Diary of Charles Francis Adams, volume 4

135 Tuesday. 13th. CFA

1831-09-13

Tuesday. 13th. CFA
Tuesday. 13th.

Morning cool and clear. Pursued the study of the Oration against Aeschines which has a great deal of power. Indeed it is worth full the same study as a specimen of Attack, that is bestowed upon the famous Crown Oration as a Defence. I then went to the Office and occupied myself in writing my Journal. Tried to take my Grandfather’s book upon the American Constitutions. But it is absolutely too dull and I give it up. I then went to the Athenaeum where I lounged half an hour in the Gallery and another half hour in the reading room. Looked at one or two of the political Papers and regretted that the state of public affairs should look so gloomy. But a most astonishing combination of events is favouring the most unprincipled Rulers we as a Nation have ever had.

Returned home and after dinner read the Letters to Atticus, Book 4th. No man probably ever had his whole soul so fully laid open to the public as Cicero. This may be said in palliation of the faults of the man, but it condemns all men. Human nature is not perfect, every body knows. Nor is Cicero the best specimen of that nature. Read Bacon’s Essay on Dispatch which is as sterling sense as any of the rest of his Works.

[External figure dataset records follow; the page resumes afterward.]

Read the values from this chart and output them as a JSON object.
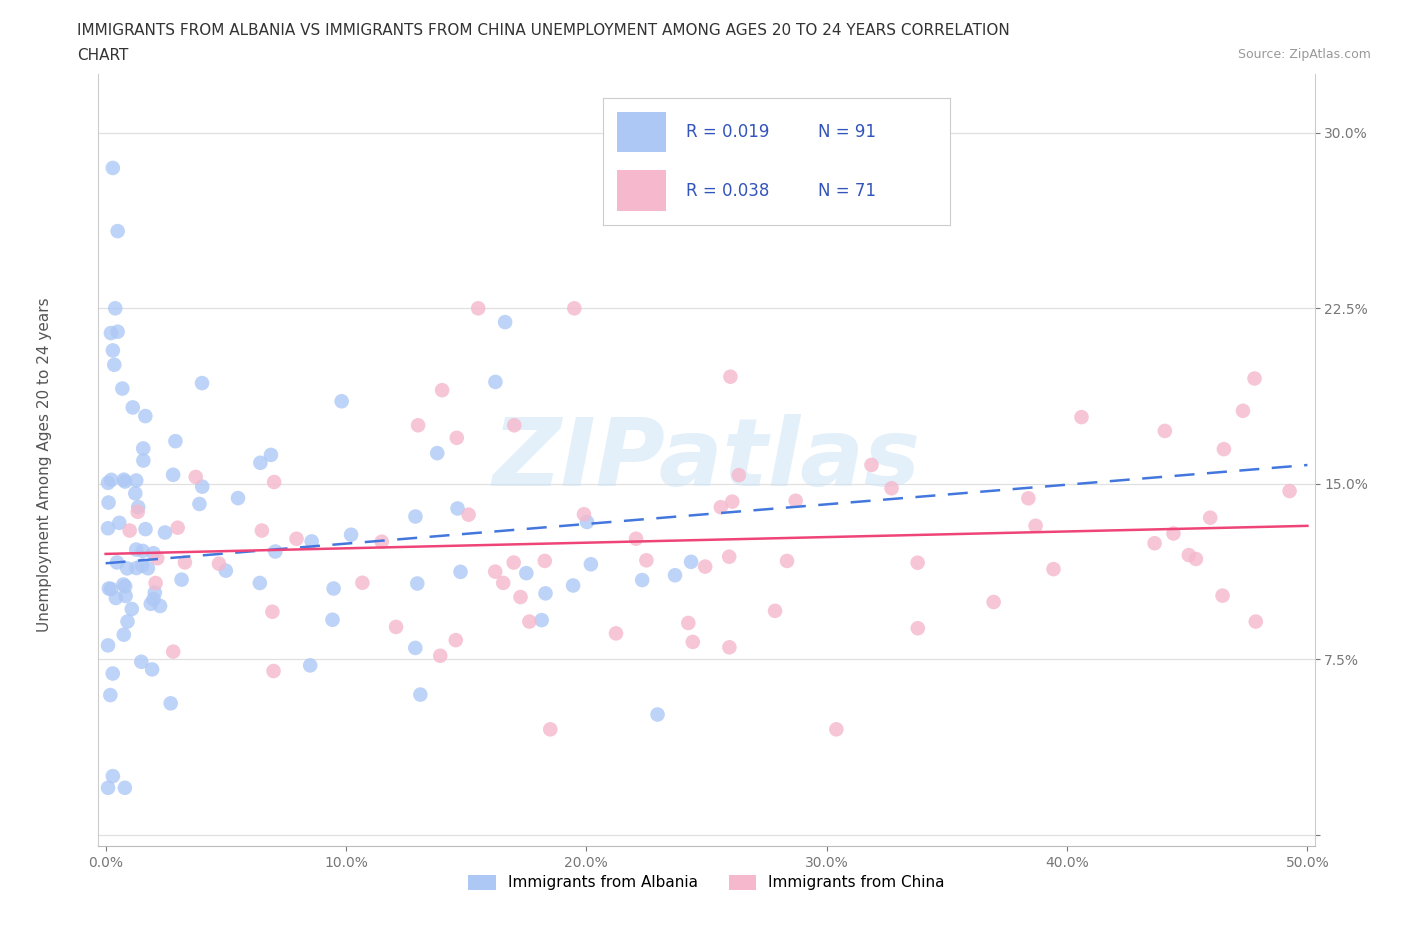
{
  "title_line1": "IMMIGRANTS FROM ALBANIA VS IMMIGRANTS FROM CHINA UNEMPLOYMENT AMONG AGES 20 TO 24 YEARS CORRELATION",
  "title_line2": "CHART",
  "source": "Source: ZipAtlas.com",
  "ylabel": "Unemployment Among Ages 20 to 24 years",
  "albania_color": "#adc8f5",
  "albania_edge": "#adc8f5",
  "china_color": "#f5b8cc",
  "china_edge": "#f5b8cc",
  "trend_albania_color": "#4477dd",
  "trend_china_color": "#ee4477",
  "watermark": "ZIPatlas",
  "background": "#ffffff",
  "grid_color": "#e0e0e0",
  "legend_text_color": "#3355bb"
}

Evening, made a little further progress in my translation. I have copied it, into the margin of the Quarto Copy of Cicero which I have.1 This is perhaps wrong. The translation is rather difficult from the concise style of the Text. He rather touches than opens his ideas. This is unusual with him but he had written a great deal upon Oratory and was probably tired of detail. The Spectator. My Wife and Child tolerably.

1.

See entry for 8 Sept., above.

Wednesday. 14th. CFA

1831-09-14

Wednesday. 14th. CFA
Wednesday. 14th.

Morning clear and quite cool but it soon clouded over. I pursued my usual study of Demosthenes, until it was time to go to the Office. Began today a review of the Federalist which I propose now to examine more thoroughly than I have yet been able to do.1 It is becoming every day of more importance to know what the framers of the Constitution did really and in truth mean. One man says one thing, another thinks the opposite to it is the proper sense, and none are willing now to bow to the decision of any common arbiter. If there is any thing more particularly dangerous than the rest, to our prospects of continuance as a Nation, it is this growing indisposition to compromise. A disposition which if cherished in the minutest concerns of life makes unhappiness, 136must be destructive when it is prevailing in the divisions of a People. If I should ever be called to deliver any address, I think this would be a useful subject. No body called today. I passed an hour in reading George’s Papers, particularly his letters to Mary. How sorrowful they make me. And when I look back, what causes have I to be grateful to the protection of a divine Providence.2

Returned home and passed the afternoon in reading the Letters to Atticus. An Essay of Lord Bacon on Seeming Wise, and in the Evening Translated the rest of my task excepting the last Section, and the Spectator. My Wife was pretty well, the Child with a little cold.

1.

CFA’s earlier reading in The Federalist was in 1826; on the Adamses’ copies, see above, vol. 2:29.

2.

See above, vol. 3, entry for 8 Sept. 1829. No letters from GWA to Mary Catherine Hellen (Mrs. JA2) are known to survive.